On ne peut pas dire que Victor Erice nous ait ensevelis sous un nombre démesuré de longs-métrages au cours de sa carrière. En effet, il en a réalisé quatre sur une durée d'un demi-siècle, dont le troisième plus de trente ans avant Fermer les yeux.
S'il est fait exception du film dans le film qui introduit et conclut l'ensemble, avec de la bonne vieille péloche (ce qui est cohérent étant donné qu'il est censé avoir été tourné au début des années 1990 !), le tout est filmé par l'intermédiaire du numérique. Ce qui a pour conséquence que ce format visuel d'aujourd'hui s'est implanté aussi chez un cinéaste qui mettait un point d'honneur à créer des expériences esthétiques (et sensorielles !), que l'on a le droit à une réalisation sur le plan technique qui peut apparaître lisse, sans aspérités, sans contrastes.

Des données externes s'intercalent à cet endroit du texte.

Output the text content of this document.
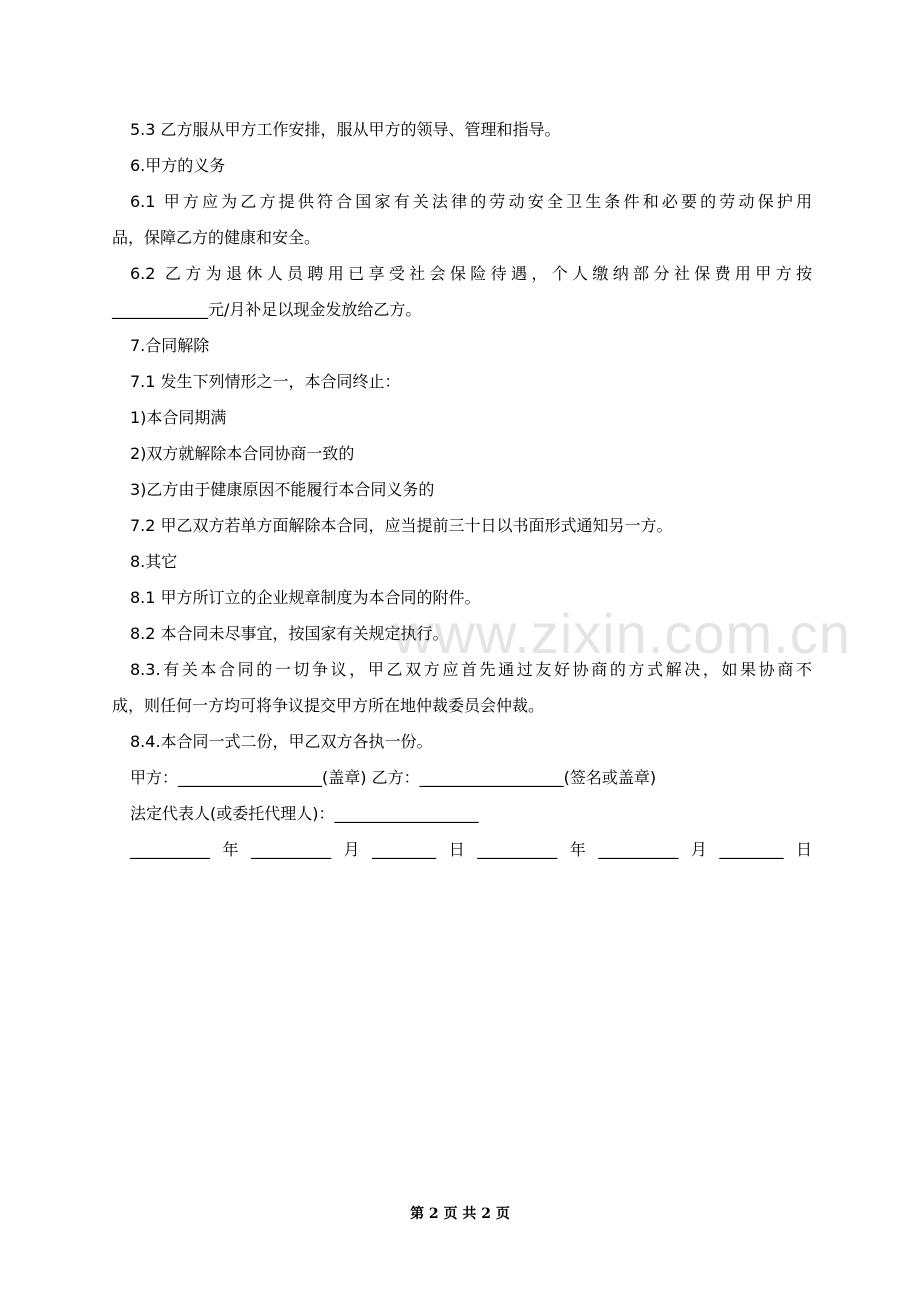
www.zixin.com.cn
5.3 乙方服从甲方工作安排，服从甲方的领导、管理和指导。
6.甲方的义务
6.1 甲方应为乙方提供符合国家有关法律的劳动安全卫生条件和必要的劳动保护用
品，保障乙方的健康和安全。
6.2 乙方为退休人员聘用已享受社会保险待遇，个人缴纳部分社保费用甲方按
____________元/月补足以现金发放给乙方。
7.合同解除
7.1 发生下列情形之一，本合同终止：
1)本合同期满
2)双方就解除本合同协商一致的
3)乙方由于健康原因不能履行本合同义务的
7.2 甲乙双方若单方面解除本合同，应当提前三十日以书面形式通知另一方。
8.其它
8.1 甲方所订立的企业规章制度为本合同的附件。
8.2 本合同未尽事宜，按国家有关规定执行。
8.3.有关本合同的一切争议，甲乙双方应首先通过友好协商的方式解决，如果协商不
成，则任何一方均可将争议提交甲方所在地仲裁委员会仲裁。
8.4.本合同一式二份，甲乙双方各执一份。
甲方：__________________(盖章) 乙方：__________________(签名或盖章)
法定代表人(或委托代理人)：__________________
__________年__________月________日__________年__________月________日
第 2 页 共 2 页
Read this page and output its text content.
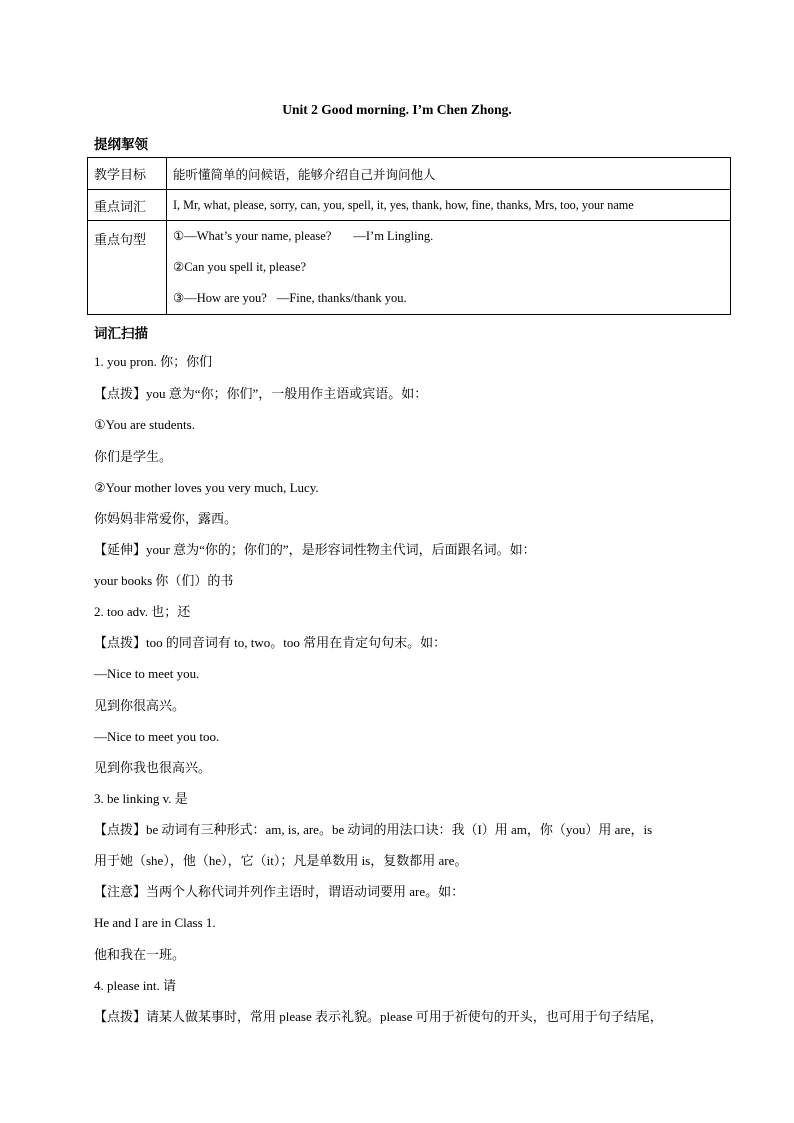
Unit 2 Good morning. I’m Chen Zhong.
提纲挈领
教学目标	能听懂简单的问候语，能够介绍自己并询问他人
重点词汇	I, Mr, what, please, sorry, can, you, spell, it, yes, thank, how, fine, thanks, Mrs, too, your name
重点句型	①—What’s your name, please? —I’m Lingling.
②Can you spell it, please?
③—How are you? —Fine, thanks/thank you.
词汇扫描
1. you pron. 你；你们
【点拨】you 意为“你；你们”，一般用作主语或宾语。如：
①You are students.
你们是学生。
②Your mother loves you very much, Lucy.
你妈妈非常爱你，露西。
【延伸】your 意为“你的；你们的”，是形容词性物主代词，后面跟名词。如：
your books 你（们）的书
2. too adv. 也；还
【点拨】too 的同音词有 to, two。too 常用在肯定句句末。如：
—Nice to meet you.
见到你很高兴。
—Nice to meet you too.
见到你我也很高兴。
3. be linking v. 是
【点拨】be 动词有三种形式：am, is, are。be 动词的用法口诀：我（I）用 am，你（you）用 are，is
用于她（she），他（he），它（it）；凡是单数用 is，复数都用 are。
【注意】当两个人称代词并列作主语时，谓语动词要用 are。如：
He and I are in Class 1.
他和我在一班。
4. please int. 请
【点拨】请某人做某事时，常用 please 表示礼貌。please 可用于祈使句的开头，也可用于句子结尾，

METTAIT un point d'honneur ? Déjà, je pense que le numérique et ses défauts sont voulus par Erice. Un tâcheron sans âme se serait contenter bêtement et platement de filmer le film dans le film en numérique, sans marquer ainsi de différence temporelle pour le regard. Oui, la comparaison est souhaitée pour marquer les époques. Et pourquoi le personnage de l'archiviste (sur lequel je vais revenir plus loin !) si ce n'était pas le cas ? Et la réalisation téléfilmesque des séquences autour d'une émission de télévision racoleuse, n'est-ce pas pour souligner combien tout cela est téléfilmesque ? En outre, le numérique n'empêche nullement de prouver que le vieil metteur en scène en a encore à revendre. Il suffit de voir les quelques plans d'une beauté simple, mais mémorable, autour d'une disparition telle que la conçoit l'esprit du personnage principal.
A propos de ce dernier justement, difficile de ne pas voir en ce cinéaste n'ayant pas tourné depuis des décennies et à l'écart de toute activité artistique, une autoréférence. Et ce n'est pas le fait qu'Ana Torrent, la gamine de L'Esprit de la ruche (le tout premier film du Monsieur !), soit dans la distribution qui va pour contredire qu'Erice construit un flashback à propos de lui-même. Il parle de lui, il parle de cinéma du passé par l'intermédiaire de références aux frères Lumière, à Rio Bravo, de photographies de tournage en noir et blanc, il parle d'aujourd'hui où tout parait lisse, trop formaté. Faut-il maintenant désespérer ? Est-ce que, comme le lance désespérément l'archiviste, vivant seul, dans l'ombre, parmi des bobines de films abandonnés, les miracles au cinéma n'existent plus depuis que Dreyer est mort ?
Un dernier acte vient contredire cette affirmation péremptoire lors duquel Erice crie sa foi dans la puissance du cinéma. Et tout simplement, il y a aussi ce film poignant, profond et captivant qui s'intitule Fermer les yeux.